C'est ici que les deux collections annuelles de Mango – auxquelles s'ajoutent des éditions limitées exclusives – sont imaginées et développées. Avec un processus millimétré et rigoureux : le tissu est soigneusement sélectionné, découpé par un robot laser de précision puis confié à une équipe de couturières expérimentées qui fabriquent les échantillons. Tout notre processus créatif se déroule en interne, nous n'envoyons à nos usines que les prototypes déjà prêts, explique Luis Casacuberta, directeur des produits et du développement durable. Cette méthode nous ralentit légèrement mais peu importe : nous ne créons pas seulement des vêtements, nous créons véritablement la mode.

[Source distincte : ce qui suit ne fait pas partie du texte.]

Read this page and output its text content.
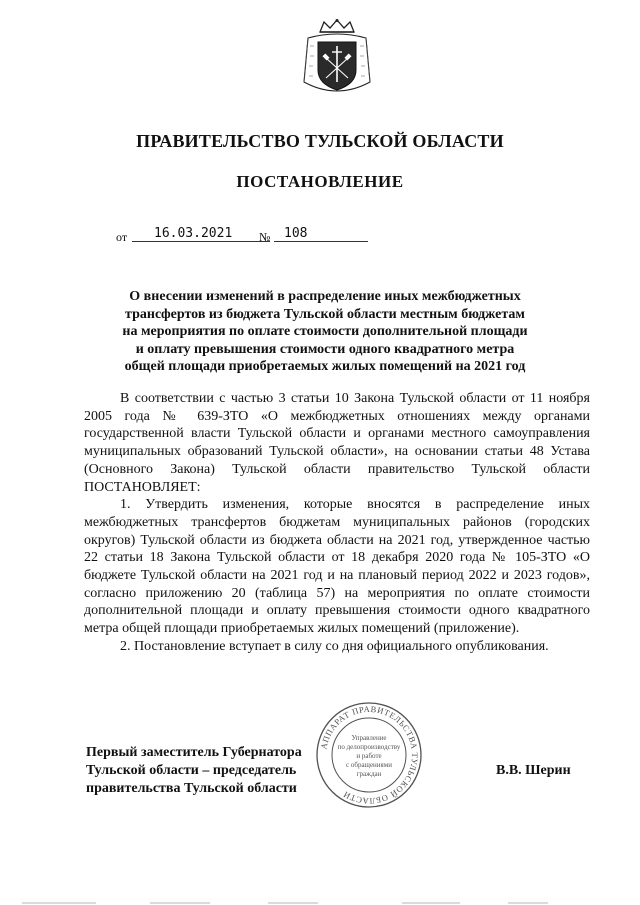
ПРАВИТЕЛЬСТВО ТУЛЬСКОЙ ОБЛАСТИ
ПОСТАНОВЛЕНИЕ
от	16.03.2021	№	108
О внесении изменений в распределение иных межбюджетных
трансфертов из бюджета Тульской области местным бюджетам
на мероприятия по оплате стоимости дополнительной площади
и оплату превышения стоимости одного квадратного метра
общей площади приобретаемых жилых помещений на 2021 год

В соответствии с частью 3 статьи 10 Закона Тульской области от 11 ноября 2005 года № 639-ЗТО «О межбюджетных отношениях между органами государственной власти Тульской области и органами местного самоуправления муниципальных образований Тульской области», на основании статьи 48 Устава (Основного Закона) Тульской области правительство Тульской области ПОСТАНОВЛЯЕТ:

1. Утвердить изменения, которые вносятся в распределение иных межбюджетных трансфертов бюджетам муниципальных районов (городских округов) Тульской области из бюджета области на 2021 год, утвержденное частью 22 статьи 18 Закона Тульской области от 18 декабря 2020 года № 105-ЗТО «О бюджете Тульской области на 2021 год и на плановый период 2022 и 2023 годов», согласно приложению 20 (таблица 57) на мероприятия по оплате стоимости дополнительной площади и оплату превышения стоимости одного квадратного метра общей площади приобретаемых жилых помещений (приложение).

2. Постановление вступает в силу со дня официального опубликования.

Первый заместитель Губернатора
Тульской области – председатель
правительства Тульской области
В.В. Шерин
АППАРАТ ПРАВИТЕЛЬСТВА ТУЛЬСКОЙ ОБЛАСТИ
Управление
по делопроизводству
и работе
с обращениями
граждан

Une chaîne logistique mondiale impressionnante

Une fois fabriqués en Turquie, en Chine ou encore en Inde, les robes, chemisiers et autres pantalons sont stockés dans le centre logistique ultra-moderne de Lliçà d'Amunt, à quelques encablures seulement du campus, avant d'être expédiés aux quatre coins du monde. Chaque année, près de 200 millions de pièces transitent dans cet immense entrepôt, témoignant de l'ampleur mondiale des opérations de cette enseigne qui défie les tendances du secteur.